On pourrait dire, sans trop forcer, que la
photographie nous frustre quasiment de toutes les propriétés appartenant à la
perception. Assurément, dans une épreuve positive, on peut pleinement percevoir
des plages claires et obscures sur un papier blanc ; à cet égard, le réel
et la réalité s'accordent assez ; le réel, rencontre des photons et des
halogénures, fait les points noirs ; et la réalité peut dire : voici
des taches ou des plages. Mais ce n'est pas tellement à cela qu'on pense quand
on parle de photos ou qu'on en manie. La réalité à laquelle on songe c'est
plutôt le spectacle éventuel que ces taches et plages donneraient à voir. Or,
ce spectacle-réalité-là, tout rongé qu'il est de réel
(en vertu des photons transporteurs diversement abstraits et filtrés), nous
avons vu qu'il déroutait le perçu, qu'il créait une sorte de non-scène par sa minceur de champ, son cadrage sec, ses
isomorphisme et synchronisme impitoyables, son battement négatif-positif,
sa digitalité ostensible, ses sous-charge et surcharge
informationnelles, sa saisie monoculaire, cyclopéenne (alors que la peinture,
quoique bidimensionnelle, est binoculaire, assurément chez Cézanne, mais même
chez Mondrian).
Ainsi le regard le plus innocent sur une
photographie crée une situation tout à fait étrange. D'une part, il y a un
regardeur, parfois circulant dans une galerie mais le plus souvent assis à
feuilleter un magazine, qui, lui, se trouve dans une situation de perception
concrète. D'autre part, il y a un morceau de papier noirci, perçu vraiment,
signalant un spectacle défiant presque toutes les conditions perceptives, et en
particulier déployant un espace, mais nullement un lieu. Temporellement, les
choses sont plus étranges encore. Le regardeur est bel et bien dans une durée,
et même dans un vrai présent, avec
l'épaisseur de durée inhérente à tout présent. Et il a devant lui un objet dont
le spectacle éventuel n'a, de son côté, aucune épaisseur de durée et est même
un exemple provoquant de pure simultanéité
au sens où l'entend le physicien : concomitance, moyennant la vitesse
de la lumière, entre l'émission des photons par le spectacle et leur
imprégnation dans la pellicule, cette dernière étant datée au milliardième de
seconde par le passage du dernier photon. En d'autres mots, tout ce qui
concerne le regardeur se trouve dans le présent, la simultanéité concrète de
Bergson ; tout ce qui concerne le spectacle photographique se trouve dans
l'espace-temps à quatre dimensions, dans la simultanéité abstraite d'Einstein.

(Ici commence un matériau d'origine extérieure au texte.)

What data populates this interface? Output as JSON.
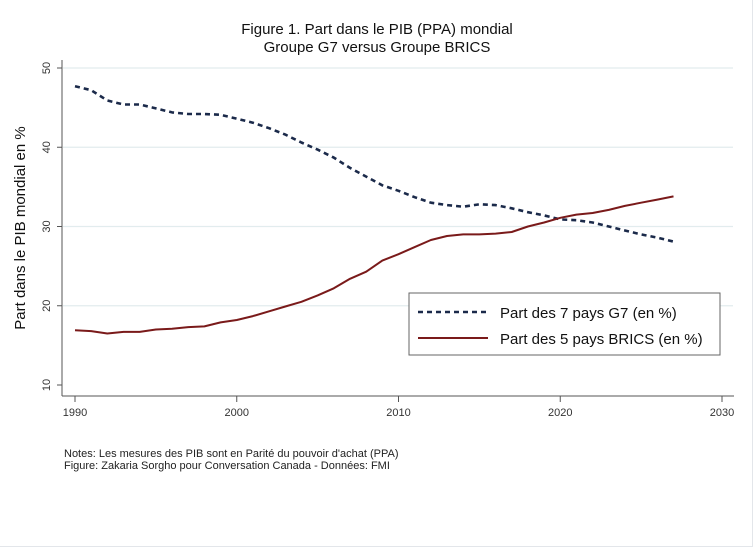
{
  "chart_data": {
    "type": "line",
    "title": "Figure 1. Part dans le PIB (PPA) mondial",
    "subtitle": "Groupe G7 versus Groupe BRICS",
    "xlabel": "",
    "ylabel": "Part dans le PIB mondial en %",
    "xlim": [
      1990,
      2030
    ],
    "ylim": [
      10,
      50
    ],
    "x_ticks": [
      1990,
      2000,
      2010,
      2020,
      2030
    ],
    "y_ticks": [
      10,
      20,
      30,
      40,
      50
    ],
    "grid": "horizontal",
    "legend_position": "lower-right",
    "x": [
      1990,
      1991,
      1992,
      1993,
      1994,
      1995,
      1996,
      1997,
      1998,
      1999,
      2000,
      2001,
      2002,
      2003,
      2004,
      2005,
      2006,
      2007,
      2008,
      2009,
      2010,
      2011,
      2012,
      2013,
      2014,
      2015,
      2016,
      2017,
      2018,
      2019,
      2020,
      2021,
      2022,
      2023,
      2024,
      2025,
      2026,
      2027
    ],
    "series": [
      {
        "name": "Part des 7 pays G7 (en %)",
        "style": "dashed",
        "color": "#1b2a4a",
        "values": [
          47.7,
          47.2,
          45.9,
          45.4,
          45.4,
          44.9,
          44.4,
          44.2,
          44.2,
          44.1,
          43.6,
          43.1,
          42.4,
          41.6,
          40.6,
          39.7,
          38.7,
          37.4,
          36.3,
          35.2,
          34.5,
          33.7,
          33.0,
          32.7,
          32.5,
          32.8,
          32.7,
          32.3,
          31.8,
          31.4,
          30.9,
          30.8,
          30.5,
          30.0,
          29.5,
          29.0,
          28.6,
          28.1
        ]
      },
      {
        "name": "Part des 5 pays BRICS (en %)",
        "style": "solid",
        "color": "#7a1a1a",
        "values": [
          16.9,
          16.8,
          16.5,
          16.7,
          16.7,
          17.0,
          17.1,
          17.3,
          17.4,
          17.9,
          18.2,
          18.7,
          19.3,
          19.9,
          20.5,
          21.3,
          22.2,
          23.4,
          24.3,
          25.7,
          26.5,
          27.4,
          28.3,
          28.8,
          29.0,
          29.0,
          29.1,
          29.3,
          30.0,
          30.5,
          31.1,
          31.5,
          31.7,
          32.1,
          32.6,
          33.0,
          33.4,
          33.8
        ]
      }
    ],
    "notes": [
      "Notes: Les mesures des PIB sont en Parité du pouvoir d'achat (PPA)",
      "Figure: Zakaria Sorgho pour Conversation Canada - Données: FMI"
    ]
  }
}
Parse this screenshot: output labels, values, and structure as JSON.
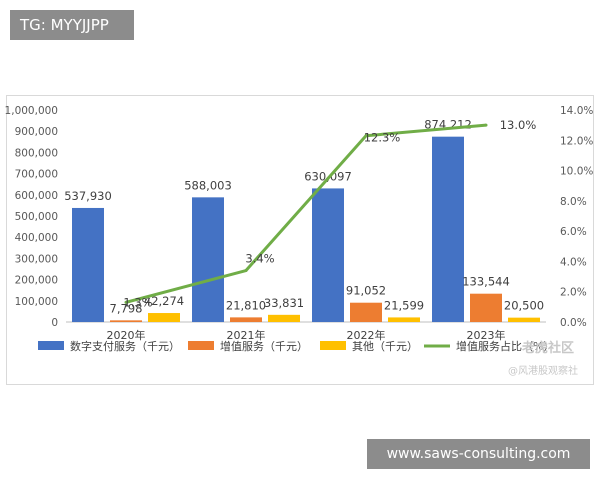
{
  "header": {
    "tag": "TG: MYYJJPP"
  },
  "footer": {
    "site": "www.saws-consulting.com"
  },
  "watermark": {
    "brand": "老虎社区",
    "author": "@风港股观察社"
  },
  "chart_data": {
    "type": "bar",
    "categories": [
      "2020年",
      "2021年",
      "2022年",
      "2023年"
    ],
    "series": [
      {
        "name": "数字支付服务（千元）",
        "kind": "bar",
        "axis": "left",
        "color": "#4472c4",
        "values": [
          537930,
          588003,
          630097,
          874212
        ],
        "labels": [
          "537,930",
          "588,003",
          "630,097",
          "874,212"
        ]
      },
      {
        "name": "增值服务（千元）",
        "kind": "bar",
        "axis": "left",
        "color": "#ed7d31",
        "values": [
          7798,
          21810,
          91052,
          133544
        ],
        "labels": [
          "7,798",
          "21,810",
          "91,052",
          "133,544"
        ]
      },
      {
        "name": "其他（千元）",
        "kind": "bar",
        "axis": "left",
        "color": "#ffc000",
        "values": [
          42274,
          33831,
          21599,
          20500
        ],
        "labels": [
          "42,274",
          "33,831",
          "21,599",
          "20,500"
        ]
      },
      {
        "name": "增值服务占比（%）",
        "kind": "line",
        "axis": "right",
        "color": "#70ad47",
        "values": [
          1.3,
          3.4,
          12.3,
          13.0
        ],
        "labels": [
          "1.3%",
          "3.4%",
          "12.3%",
          "13.0%"
        ]
      }
    ],
    "y_left": {
      "ylim": [
        0,
        1000000
      ],
      "ticks": [
        0,
        100000,
        200000,
        300000,
        400000,
        500000,
        600000,
        700000,
        800000,
        900000,
        1000000
      ],
      "tick_labels": [
        "0",
        "100,000",
        "200,000",
        "300,000",
        "400,000",
        "500,000",
        "600,000",
        "700,000",
        "800,000",
        "900,000",
        "1,000,000"
      ]
    },
    "y_right": {
      "ylim": [
        0,
        14
      ],
      "ticks": [
        0,
        2,
        4,
        6,
        8,
        10,
        12,
        14
      ],
      "tick_labels": [
        "0.0%",
        "2.0%",
        "4.0%",
        "6.0%",
        "8.0%",
        "10.0%",
        "12.0%",
        "14.0%"
      ]
    },
    "grid": false,
    "legend_position": "bottom",
    "title": ""
  }
}
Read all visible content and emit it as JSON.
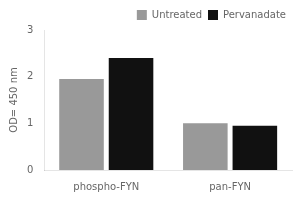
{
  "chart_data": {
    "type": "bar",
    "categories": [
      "phospho-FYN",
      "pan-FYN"
    ],
    "series": [
      {
        "name": "Untreated",
        "color": "#999999",
        "values": [
          1.95,
          1.0
        ]
      },
      {
        "name": "Pervanadate",
        "color": "#111111",
        "values": [
          2.4,
          0.95
        ]
      }
    ],
    "ylabel": "OD= 450 nm",
    "ylim": [
      0,
      3
    ],
    "yticks": [
      0,
      1,
      2,
      3
    ],
    "grid": false,
    "legend": "upper right"
  }
}
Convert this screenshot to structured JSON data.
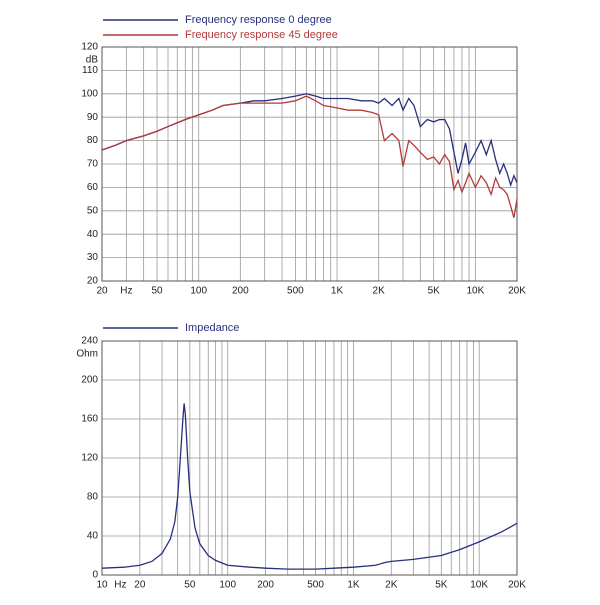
{
  "chart_data": [
    {
      "type": "line",
      "y_label": "dB",
      "log_x": true,
      "grid": true,
      "xlim": [
        20,
        20000
      ],
      "ylim": [
        20,
        120
      ],
      "xticks": [
        20,
        {
          "value": 30,
          "label": "Hz"
        },
        50,
        100,
        200,
        500,
        {
          "value": 1000,
          "label": "1K"
        },
        {
          "value": 2000,
          "label": "2K"
        },
        {
          "value": 5000,
          "label": "5K"
        },
        {
          "value": 10000,
          "label": "10K"
        },
        {
          "value": 20000,
          "label": "20K"
        }
      ],
      "xgrid": [
        20,
        30,
        40,
        50,
        60,
        70,
        80,
        90,
        100,
        200,
        300,
        400,
        500,
        600,
        700,
        800,
        900,
        1000,
        2000,
        3000,
        4000,
        5000,
        6000,
        7000,
        8000,
        9000,
        10000,
        20000
      ],
      "yticks": [
        20,
        30,
        40,
        50,
        60,
        70,
        80,
        90,
        100,
        110,
        120
      ],
      "x": [
        20,
        25,
        30,
        40,
        50,
        60,
        80,
        100,
        125,
        150,
        200,
        250,
        300,
        400,
        500,
        600,
        700,
        800,
        1000,
        1200,
        1500,
        1800,
        2000,
        2200,
        2500,
        2800,
        3000,
        3300,
        3600,
        4000,
        4500,
        5000,
        5500,
        6000,
        6500,
        7000,
        7500,
        8000,
        8500,
        9000,
        10000,
        11000,
        12000,
        13000,
        14000,
        15000,
        16000,
        17000,
        18000,
        19000,
        20000
      ],
      "series": [
        {
          "name": "Frequency response 0 degree",
          "color": "#27307c",
          "values": [
            76,
            78,
            80,
            82,
            84,
            86,
            89,
            91,
            93,
            95,
            96,
            97,
            97,
            98,
            99,
            100,
            99,
            98,
            98,
            98,
            97,
            97,
            96,
            98,
            95,
            98,
            93,
            98,
            95,
            86,
            89,
            88,
            89,
            89,
            85,
            75,
            66,
            72,
            79,
            70,
            75,
            80,
            74,
            80,
            72,
            66,
            70,
            66,
            61,
            65,
            62
          ]
        },
        {
          "name": "Frequency response 45 degree",
          "color": "#b23a3a",
          "values": [
            76,
            78,
            80,
            82,
            84,
            86,
            89,
            91,
            93,
            95,
            96,
            96,
            96,
            96,
            97,
            99,
            97,
            95,
            94,
            93,
            93,
            92,
            91,
            80,
            83,
            80,
            69,
            80,
            78,
            75,
            72,
            73,
            70,
            74,
            71,
            59,
            63,
            58,
            62,
            66,
            60,
            65,
            62,
            57,
            64,
            60,
            59,
            57,
            52,
            47,
            55
          ]
        }
      ]
    },
    {
      "type": "line",
      "y_label": "Ohm",
      "log_x": true,
      "grid": true,
      "xlim": [
        10,
        20000
      ],
      "ylim": [
        0,
        240
      ],
      "xticks": [
        10,
        {
          "value": 14,
          "label": "Hz"
        },
        20,
        50,
        100,
        200,
        500,
        {
          "value": 1000,
          "label": "1K"
        },
        {
          "value": 2000,
          "label": "2K"
        },
        {
          "value": 5000,
          "label": "5K"
        },
        {
          "value": 10000,
          "label": "10K"
        },
        {
          "value": 20000,
          "label": "20K"
        }
      ],
      "xgrid": [
        10,
        20,
        30,
        40,
        50,
        60,
        70,
        80,
        90,
        100,
        200,
        300,
        400,
        500,
        600,
        700,
        800,
        900,
        1000,
        2000,
        3000,
        4000,
        5000,
        6000,
        7000,
        8000,
        9000,
        10000,
        20000
      ],
      "yticks": [
        0,
        40,
        80,
        120,
        160,
        200,
        240
      ],
      "x": [
        10,
        15,
        20,
        25,
        30,
        35,
        38,
        40,
        42,
        44,
        45,
        46,
        48,
        50,
        55,
        60,
        70,
        80,
        100,
        150,
        200,
        300,
        500,
        700,
        1000,
        1500,
        1800,
        2000,
        3000,
        5000,
        7000,
        10000,
        15000,
        20000
      ],
      "series": [
        {
          "name": "Impedance",
          "color": "#27307c",
          "values": [
            7,
            8,
            10,
            14,
            22,
            37,
            55,
            80,
            120,
            160,
            176,
            165,
            120,
            85,
            48,
            32,
            20,
            15,
            10,
            8,
            7,
            6,
            6,
            7,
            8,
            10,
            13,
            14,
            16,
            20,
            26,
            34,
            44,
            53
          ]
        }
      ]
    }
  ]
}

Et la discussion historique de ces deux grands hommes a montré à quel point ce
dialogue-là était un dialogue de sourds.
Cela se passe donc plutôt mal entre les
empreintes photographiques et le corps, comme cela ne se passe pas trop bien
entre ces mêmes empreintes et les signes. Alors, où donc quelque chose
arrive-t-il ? Disons-le d'un mot : entre les plages claires et sombres des
épreuves et nos schèmes mentaux.
Pour voir de quoi il s'agit, il faut
absolument abandonner la définition technique du signe qui a été donnée par
Saussure pour des raisons historiques, et reprendre le mot dans son sens
traditionnel courant : un signe est un ensemble de signaux désignant un
désigné, événement ou objet. On peut dire alors que dans le fonctionnement
qu'est une signification il y a six
termes : un signe ou désignant ; un désigné, objet ou événement ; des
interprétants, autres signes situant oppositivement
le premier ; un destinateur et un destinataire ; enfin, et c'est le
point qui nous intéresse ici, entre le désignant et le désigné, un schème
mental. Dans le monde artisanal ancien, dominé par des signes et organisé en
une réalité relativement stable, les points saillants de ce fonctionnement
étaient, en plus du destinataire et du destinateur, le signe et son désigné.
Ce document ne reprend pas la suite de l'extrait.